Algerian War: “Opening the archives helps us avoid believing that things are being hidden from us,” explains historian Marc André
On August 27, France relaxed access to the archives of the Algerian War, allowing access to files involving minors. Are we talking about real progress?
This is above all a corrective to the so-called “general exemption” decree promulgated in December 2021, which had opened, fifteen years in advance of the legal deadline, the archives produced in the context of cases relating to facts committed in connection with the Algerian War. Practice revealed that many files remained inaccessible due in particular to the minority set at the time at 21 years. When I went to the archives with the daughter of an FLN death row inmate who wanted to read the police file and her father’s appeal for clemency, we realized that she needed an exemption: her father was 20 years old and 6 months on the day of his conviction. Likewise, conscientious objectors refusing to go to Algeria, who entered prison at the age of 20, saw their files always closed.
Whether on the side of the conscripts or the Algerian activists, the people concerned were often very young…
At the time they were young enough to go to war or be harshly repressed but the 2021 decree intended to protect them: it’s a paradox… I insist on one point: this new decree of August 25, 2023 targets minors who appear in police investigations and legal proceedings, not all minors of the time. With so many fighters or their supporters under the age of 21, the very definition of this war is at stake here. This fix will facilitate research by historians such as master’s or doctoral students who have few months to do this archival work. It’s time saved. And people looking for their family history will be able to do this process more simply: the gradual establishment of a “citizen counter” at the national archives will help them.

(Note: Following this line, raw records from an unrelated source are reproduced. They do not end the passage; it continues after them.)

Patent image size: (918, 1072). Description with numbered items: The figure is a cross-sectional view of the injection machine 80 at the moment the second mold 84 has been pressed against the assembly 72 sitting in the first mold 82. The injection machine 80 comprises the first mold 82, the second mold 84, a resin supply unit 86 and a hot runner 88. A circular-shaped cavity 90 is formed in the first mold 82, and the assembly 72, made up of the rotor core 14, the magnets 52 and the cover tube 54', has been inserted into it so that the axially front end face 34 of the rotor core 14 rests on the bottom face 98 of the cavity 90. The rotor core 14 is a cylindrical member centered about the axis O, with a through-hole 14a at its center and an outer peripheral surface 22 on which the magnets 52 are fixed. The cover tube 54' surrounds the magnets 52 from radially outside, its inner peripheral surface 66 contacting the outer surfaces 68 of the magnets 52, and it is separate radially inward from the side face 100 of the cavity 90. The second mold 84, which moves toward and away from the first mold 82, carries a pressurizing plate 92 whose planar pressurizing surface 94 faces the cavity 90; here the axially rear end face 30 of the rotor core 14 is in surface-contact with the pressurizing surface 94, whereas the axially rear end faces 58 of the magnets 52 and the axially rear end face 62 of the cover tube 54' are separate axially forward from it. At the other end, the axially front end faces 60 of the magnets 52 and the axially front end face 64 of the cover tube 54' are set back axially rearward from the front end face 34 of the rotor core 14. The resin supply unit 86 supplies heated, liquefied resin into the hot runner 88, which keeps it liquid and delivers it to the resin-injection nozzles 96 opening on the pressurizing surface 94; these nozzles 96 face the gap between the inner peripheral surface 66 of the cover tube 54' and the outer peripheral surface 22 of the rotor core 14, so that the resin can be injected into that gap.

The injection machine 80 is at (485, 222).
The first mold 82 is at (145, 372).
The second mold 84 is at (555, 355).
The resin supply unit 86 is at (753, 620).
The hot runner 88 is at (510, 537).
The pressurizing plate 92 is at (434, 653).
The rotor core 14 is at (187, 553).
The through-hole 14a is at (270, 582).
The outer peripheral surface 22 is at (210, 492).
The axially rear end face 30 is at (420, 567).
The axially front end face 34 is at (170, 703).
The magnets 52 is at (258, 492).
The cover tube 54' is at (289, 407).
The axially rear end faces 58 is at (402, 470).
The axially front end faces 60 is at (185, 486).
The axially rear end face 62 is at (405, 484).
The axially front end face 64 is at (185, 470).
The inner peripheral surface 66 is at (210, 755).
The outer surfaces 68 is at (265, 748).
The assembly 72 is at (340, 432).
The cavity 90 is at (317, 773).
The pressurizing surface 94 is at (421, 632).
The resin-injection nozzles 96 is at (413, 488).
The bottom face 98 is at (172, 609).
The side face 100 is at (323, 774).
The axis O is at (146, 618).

Is everything now accessible?
Numerous police or justice files are being opened. But two categories remain inaccessible: those whose communication infringes on the privacy of people’s sexual lives or even on the security of easily identifiable people involved in intelligence activities. There is something to be said here too.
In a January 2021 report on memorial reconciliation, historian Benjamin Stora notes that each group of people who were involved in the war live “locked” in their memory. Can easing access to archives help create bridges?
This “communitarianization of memories” is mainly driven by memory associations whose discourse dominates the public space and generates a memory competition which, in turn, reinforces group boundaries. But so many people are not part of it… Below the dominant voices, the memory landscape is more complex and nuanced. As part of my research on Montluc*, I met families of conscripts, liaison agents, messalists (MNA) or frontists (FLN), members of General Intelligence… in short, people from opposing camps. During the Lyon Biennale last winter, I accompanied an artist, Nicolas Daubanes, in a work of “reconstruction” of the Lyon military tribunal of the 1950s. It was the opportunity for a meeting with the witnesses from opposing sides, at least in the past, and whom I had interviewed for my book. But they spoke easily to each other, far from any “community”. One of them mentioned the “restorative” aspect of this initiative between art and history.
Questions linked to memory are poisoning relations between France and Algeria. How can access to archives contribute to peace?
The work of a historian is done independently of political injunctions. It opens up new questions, which can tense or calm, and places the debates on more solid scientific bases. Advancing in knowledge also allows us to avoid believing that things are being hidden from us.
* A prison for memory. Montluc from 1944 to the present day, Lyon, ENS Éditions, 2022.